Daniel Galera - Flut

 

 

 Ein 33jähriger Mann erfährt im letzten Gespräch mit seinem Vater (bei dem dieser seinen Selbstmord ankündigt) die Umstände des Todes seines Großvaters.

Dieser ruhige, aber auch gewalttätige Mann mit dem Spitznamen "Gaúcho" wurde bei einem Tanzfest im Dorf erstochen. Von allen, von niemandem.

 

Die Polizei ermittelte nicht wirklich, dem Vater wurde ein offensichtlich nicht frisches Grab ohne Namen präsentiert. Im Dorf ging die Sage umher, der Gaúcho habe sich blutüberströmt erhoben und sei ins Meer gegangen.

Dann bittet der Vater seinen Sohn noch, nach seinem Tod die Hündin Beta zu töten, damit sie nicht ohne ihn weiterleben muss.
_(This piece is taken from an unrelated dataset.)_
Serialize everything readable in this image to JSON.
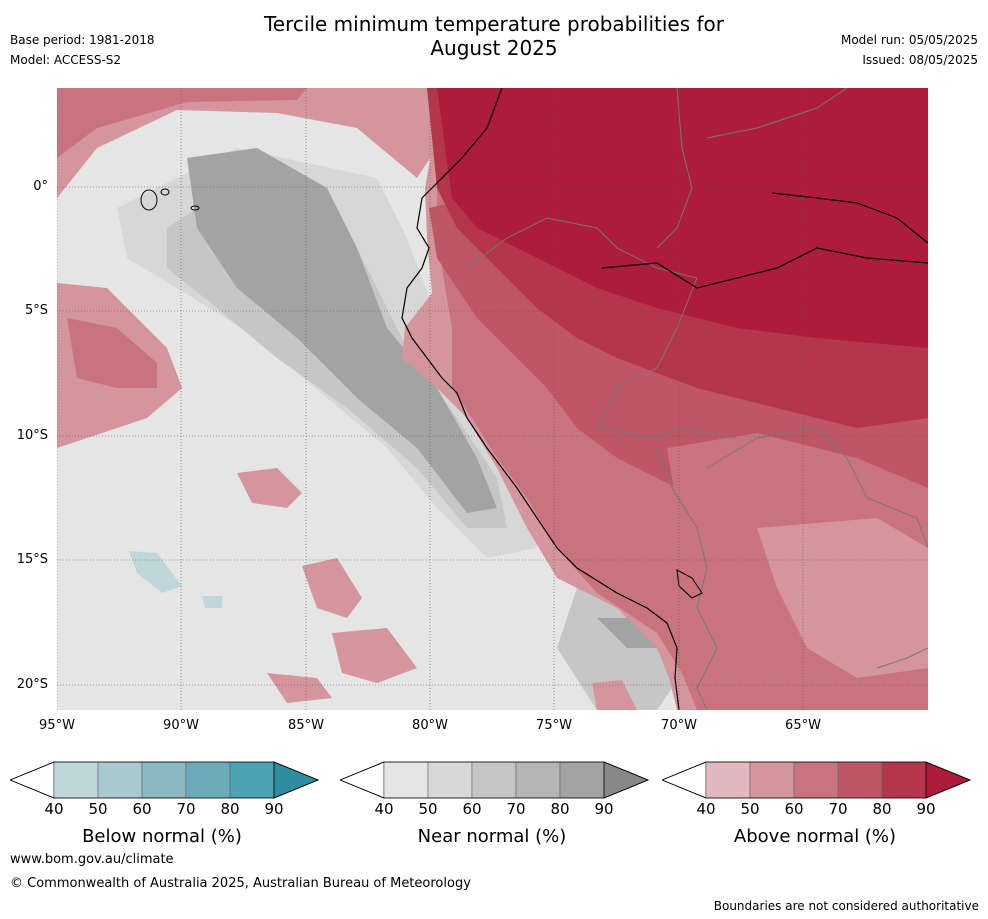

Die Pistole liegt schon bereit.

Und er gibt ihm ein Foto des Großvaters.

 

Das ist ein Romananfang wie ein Erdbeben, dem ein Tsunami folgt.

Der Sohn verlässt sofort Porto Alegre und zieht nach Garopaba, wo sich der Mord am Großvater ereignet hat, haben soll.

Er mietet ein Häuschen, findet Arbeit als Schwimmlehrer. Die Hündin Beta nimmt er mit, er kann sie nicht töten.

Sie wird seine wichtigste Gefährtin, fast die zweite Protagonistin des Romans.

 

Zwei Besonderheiten zeichnen den Sohn aus:

er sieht genauso aus wie der Großvater und er leidet an Gesichtsblindheit. D.h. er kann sich keine Gesichter merken. Jeden Morgen blickt ihn ein fremder Mensch aus dem Spiegel an, andere Menschen erkennt er an den Händen, der Haltung oder Bewegung, an den Haaren.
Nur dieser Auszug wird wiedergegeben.